Justiz in Düsseldorf lässt für Mitglied einer Großfamilie Milde walten

Prozess in Düsseldorf : Geständnis gegen milde Strafe

Einem Sonderangebot der Justiz konnte ein vielfach vorbelasteter Trickdieb am Dienstag vor dem Amtsgericht Düsseldorf nicht widerstehen.

Der 22-Jährige hatte laut Anklage mit einem anderen Mitglied seiner Großfamilie am Hauptbahnhof im Juni 2018 versucht, sechs Reisenden wertlose Attrappen von Handys und Tablet-Computern als echte Geräte anzudrehen.

Das bestritt er mit trotzig vorgeschobener Unterlippe. Er sei zwar am Bahnhof gewesen, „aber ich war nur spazieren“. Als er jedoch erfuhr, dass die Staatsanwältin ihn mit einer Geldstrafe davon kommen lassen würde, setzte schlagartig ein Sinneswandel bei dem 22-Jährigen ein:

„Wieviel“, wollte er plötzlich wissen. Als Sozialhilfe-Empfänger stellte die Richterin ihm eine Strafe von 1000 Euro in Aussicht – bei einem umfassenden Geständnis ohne Anhörung von Zeugen.

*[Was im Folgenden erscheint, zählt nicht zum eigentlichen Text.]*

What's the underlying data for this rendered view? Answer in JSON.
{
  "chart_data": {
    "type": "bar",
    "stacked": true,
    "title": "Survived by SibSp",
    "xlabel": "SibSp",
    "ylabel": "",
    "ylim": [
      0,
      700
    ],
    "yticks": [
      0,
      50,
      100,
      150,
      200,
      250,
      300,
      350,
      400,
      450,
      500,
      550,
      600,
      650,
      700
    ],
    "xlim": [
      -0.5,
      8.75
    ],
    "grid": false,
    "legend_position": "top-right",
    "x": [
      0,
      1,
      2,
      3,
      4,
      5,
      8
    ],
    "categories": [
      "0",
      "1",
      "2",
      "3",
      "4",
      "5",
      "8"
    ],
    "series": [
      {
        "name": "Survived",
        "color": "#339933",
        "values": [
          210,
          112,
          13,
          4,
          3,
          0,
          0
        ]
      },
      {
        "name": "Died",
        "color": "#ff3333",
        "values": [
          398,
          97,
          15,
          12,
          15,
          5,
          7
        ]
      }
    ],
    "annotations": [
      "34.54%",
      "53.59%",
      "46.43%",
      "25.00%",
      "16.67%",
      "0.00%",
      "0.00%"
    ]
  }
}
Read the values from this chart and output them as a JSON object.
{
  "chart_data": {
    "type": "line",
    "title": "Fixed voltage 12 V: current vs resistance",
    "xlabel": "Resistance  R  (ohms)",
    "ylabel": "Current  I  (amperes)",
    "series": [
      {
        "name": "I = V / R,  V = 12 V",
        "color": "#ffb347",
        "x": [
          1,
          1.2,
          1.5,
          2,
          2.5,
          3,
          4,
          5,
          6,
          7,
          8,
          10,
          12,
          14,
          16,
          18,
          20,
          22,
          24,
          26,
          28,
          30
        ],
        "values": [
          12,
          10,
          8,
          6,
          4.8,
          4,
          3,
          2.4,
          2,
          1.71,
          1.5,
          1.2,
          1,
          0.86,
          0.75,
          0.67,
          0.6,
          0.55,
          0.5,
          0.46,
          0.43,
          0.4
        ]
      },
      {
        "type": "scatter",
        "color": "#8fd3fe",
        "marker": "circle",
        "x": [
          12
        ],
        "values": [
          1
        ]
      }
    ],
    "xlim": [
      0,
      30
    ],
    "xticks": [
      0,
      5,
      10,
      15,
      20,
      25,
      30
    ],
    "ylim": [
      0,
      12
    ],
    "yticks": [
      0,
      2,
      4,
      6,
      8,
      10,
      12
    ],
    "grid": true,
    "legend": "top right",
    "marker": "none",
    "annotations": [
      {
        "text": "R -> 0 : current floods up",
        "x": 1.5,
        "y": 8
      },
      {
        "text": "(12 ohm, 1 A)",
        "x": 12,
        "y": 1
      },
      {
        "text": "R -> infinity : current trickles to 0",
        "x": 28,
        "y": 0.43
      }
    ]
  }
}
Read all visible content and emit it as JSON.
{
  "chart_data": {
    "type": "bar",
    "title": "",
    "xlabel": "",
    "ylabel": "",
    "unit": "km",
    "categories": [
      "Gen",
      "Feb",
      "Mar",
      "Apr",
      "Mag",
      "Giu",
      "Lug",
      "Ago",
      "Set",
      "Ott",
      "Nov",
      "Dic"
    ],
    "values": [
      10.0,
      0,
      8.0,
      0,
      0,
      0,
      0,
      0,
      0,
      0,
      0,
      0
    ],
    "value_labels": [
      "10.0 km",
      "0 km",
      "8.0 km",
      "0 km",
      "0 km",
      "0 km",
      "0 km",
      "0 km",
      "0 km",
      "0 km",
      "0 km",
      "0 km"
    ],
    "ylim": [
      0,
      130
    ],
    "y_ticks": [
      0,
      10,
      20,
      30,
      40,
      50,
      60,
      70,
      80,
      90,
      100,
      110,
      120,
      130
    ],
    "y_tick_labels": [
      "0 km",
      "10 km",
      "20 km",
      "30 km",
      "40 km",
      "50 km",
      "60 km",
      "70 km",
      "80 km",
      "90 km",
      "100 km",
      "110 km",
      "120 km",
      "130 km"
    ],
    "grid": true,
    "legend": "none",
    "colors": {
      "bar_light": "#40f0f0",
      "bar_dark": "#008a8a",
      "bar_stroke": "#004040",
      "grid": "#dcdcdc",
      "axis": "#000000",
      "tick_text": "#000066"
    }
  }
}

„Okay, ich hab’ versucht, solche Dummys zu verkaufen“, nickte er auf einmal. Die Idee und die wertlosen Geräte-Attrappen für die Trickbetrüger-Tour habe aber sein Komplize (48) beigesteuert. Der Angeklagte gab an, er habe bloß die Attrappen (die Passanten im Bahnhof angeboten wurden als echte Geräte für 60 bis 80 Euro) in einer Plastiktüte herumgetragen, habe auch keinen der potentiellen „Kunden“ angesprochen.

Die Staatsanwältin wertete das als gemeinschaftlichen Betrugsversuch und beantragte die versprochene Geldstrafe. So urteilte dann auch die Richterin - obwohl der Angeklagte laut Vorstrafenregister schon bei sieben Verfahren mit der Justiz in Konflikt geraten war.

Verkauft hatte das Schwindler-Duo übrigens keinen einzigen Handy- oder Tablet-Dummy. Die Attrappen waren einfach zu schlecht und sofort als wertlose Hüllen zu erkennen, hatte die Polizei nach der Beschlagnahme notiert.